カントリーガールズの各メンバーの未来とももちイズムについて

  光の当たっているところの後ろには常に影があり、そしてその影に隠れていることのほうが、光の当たっている所よりは多い。そして光の部分だけ見ていては、物事の本当の姿は見えてこない。だから見えている部分同士を関係付けながら、影を推測しつつ、その全体像を構成しようとする。これが読むということだ。

 

 カントリーガールズは波乱万丈、紆余曲折がありすぎた。それが誰のどの程度の意図や偶然性によって生じたのかはわからないが、大きな節目は3回あったのではないかと考える。

 1番目がまなかんの休業から卒業、2番目がももちの卒業、そしてやなみんの卒業である。

まなかんの卒業では、嬉唄ちゃんの代わりにやなふなが入るような形での、新メンバー加入がなかった。そしてももちの卒業を機に兼任制となった。そしてやなみんの卒業で4人となり、スマイレージの初期を除けば、この人数に減少した上で、グループを継続する形は存在していなかった。

 

 こう考えると、まなかんの卒業の意味がいかに大きかったかということがわかる。おそらく彼女の卒業を契機に、スポンサーが降り、グループの縮小、解消への方針が定まったと考えられる。

 

 そしてももちの卒業は織り込み済みであったということを考えれば、兼任制あるいはカントリー専属は、5人が今後ハロプロや芸能界でどう生きていくかを考えさせる期間であったと考えることができる。言い換えるなら、ももち卒業から今までの期間は、事務所がグループ解消までの間に、5人に自立能力(新グループでの定着を含めて)を高めさせるための猶予期間として、事務所に用意されていたのかもしれない。

 つまり、兼任組はその新グループに溶け込むかもしくは自立の方向、そして残留組は学業を全うさせつつ新しい方向へと進んでいくための準備をさせる方向として、この2年間が与えられていたということである。
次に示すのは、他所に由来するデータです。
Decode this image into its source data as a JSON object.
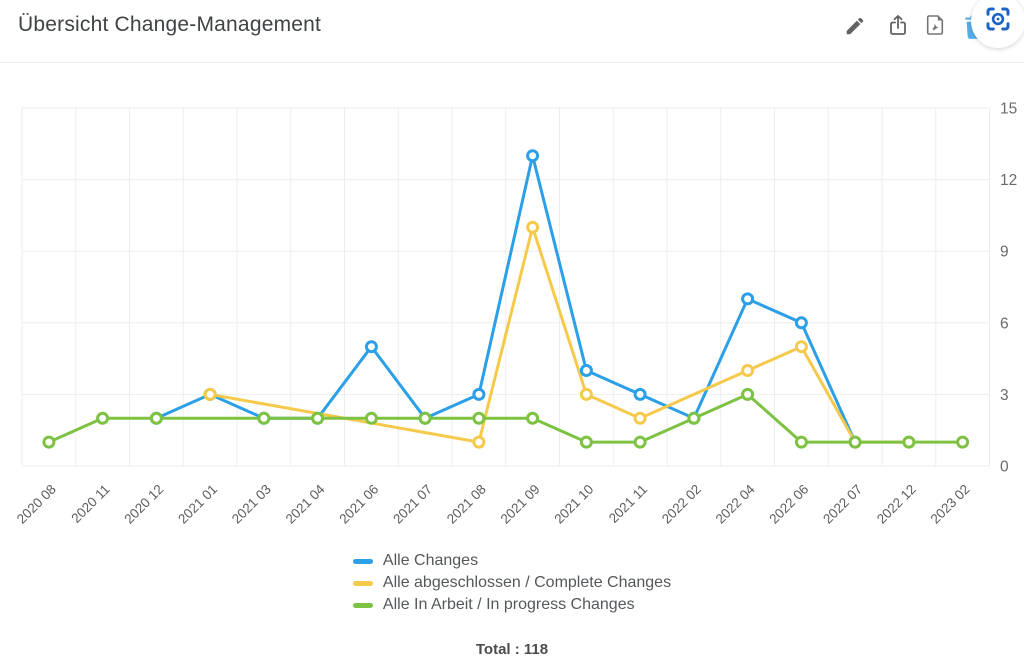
{
  "header": {
    "title": "Übersicht Change-Management",
    "actions": [
      {
        "label": "edit",
        "icon": "pencil-icon"
      },
      {
        "label": "export",
        "icon": "share-icon"
      },
      {
        "label": "pdf-download",
        "icon": "pdf-icon"
      },
      {
        "label": "delete",
        "icon": "trash-icon"
      },
      {
        "label": "screenshot-region",
        "icon": "screenshot-region-icon"
      }
    ]
  },
  "chart_data": {
    "type": "line",
    "title": "Übersicht Change-Management",
    "categories": [
      "2020 08",
      "2020 11",
      "2020 12",
      "2021 01",
      "2021 03",
      "2021 04",
      "2021 06",
      "2021 07",
      "2021 08",
      "2021 09",
      "2021 10",
      "2021 11",
      "2022 02",
      "2022 04",
      "2022 06",
      "2022 07",
      "2022 12",
      "2023 02"
    ],
    "series": [
      {
        "name": "Alle Changes",
        "color": "#2b9fe8",
        "values": [
          null,
          null,
          2,
          3,
          2,
          2,
          5,
          2,
          3,
          13,
          4,
          3,
          2,
          7,
          6,
          1,
          null,
          null
        ]
      },
      {
        "name": "Alle abgeschlossen / Complete Changes",
        "color": "#f5c94a",
        "values": [
          null,
          null,
          null,
          3,
          null,
          null,
          null,
          null,
          1,
          10,
          3,
          2,
          null,
          4,
          5,
          1,
          1,
          null
        ]
      },
      {
        "name": "Alle In Arbeit / In progress Changes",
        "color": "#7dc242",
        "values": [
          1,
          2,
          2,
          null,
          2,
          2,
          2,
          2,
          2,
          2,
          1,
          1,
          2,
          3,
          1,
          1,
          1,
          1
        ]
      }
    ],
    "ylim": [
      0,
      15
    ],
    "yticks": [
      0,
      3,
      6,
      9,
      12,
      15
    ],
    "grid": true,
    "legend_position": "bottom",
    "marker": "circle"
  },
  "footer": {
    "total_label": "Total : 118"
  },
  "colors": {
    "line_blue": "#2b9fe8",
    "line_yellow": "#f5c94a",
    "line_green": "#7dc242",
    "icon_gray": "#616161",
    "trash_blue": "#58aee9",
    "screenshot_blue": "#1b63c5",
    "grid_gray": "#ededed"
  }
}
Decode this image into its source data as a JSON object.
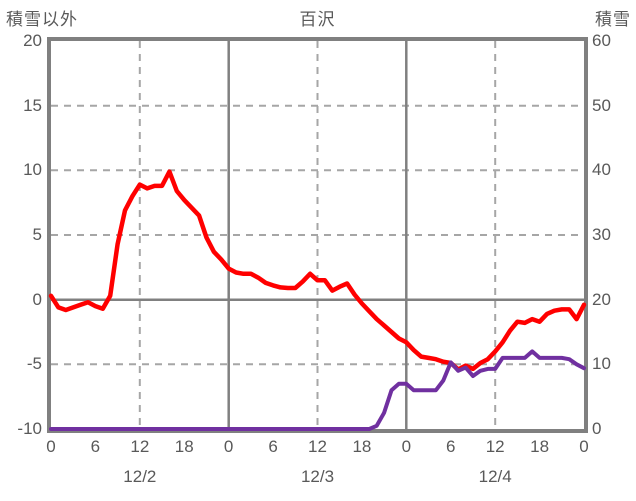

 そう考えれば最後の1年としての今年でやなみんを含め、全員の進路が確定するということは不自然なことではなくなる。また、山木さんがカレッジコスモス兼任といった、前代未聞な、別の事務所のグループに参加するといったことなどが生じたことも理解できる。

 

 そして、カントリーガールズ5人の進路は、全員異なる形になった。芸能界引退組が2人。山木さんは大卒で就職し、やなみんは大学を目指し、そこで学んだことで生きてゆく。芸能界休止組が1人で、ふなっきはダンスの勉強をして、その方面で頑張る。芸能界に残るのは2人。ちいちゃんはモーニング娘。で活動し、おぜこはハロプロの外で芸能活動を続ける。

 

 考えてみれば見事に進路が分かれた。この自立性こそがももちイズムといってもよいかもしれない。カントリーガールズは解散後の方向まで、ももちの精神を受け継いでいた。まったくもって見事な弟子たちであった。

 

 追伸 

原因不明だが、今までの「soramiの囁き」のブログが書き込みができなくなったので、こちらのブログで、今後は記事を上げていきたい。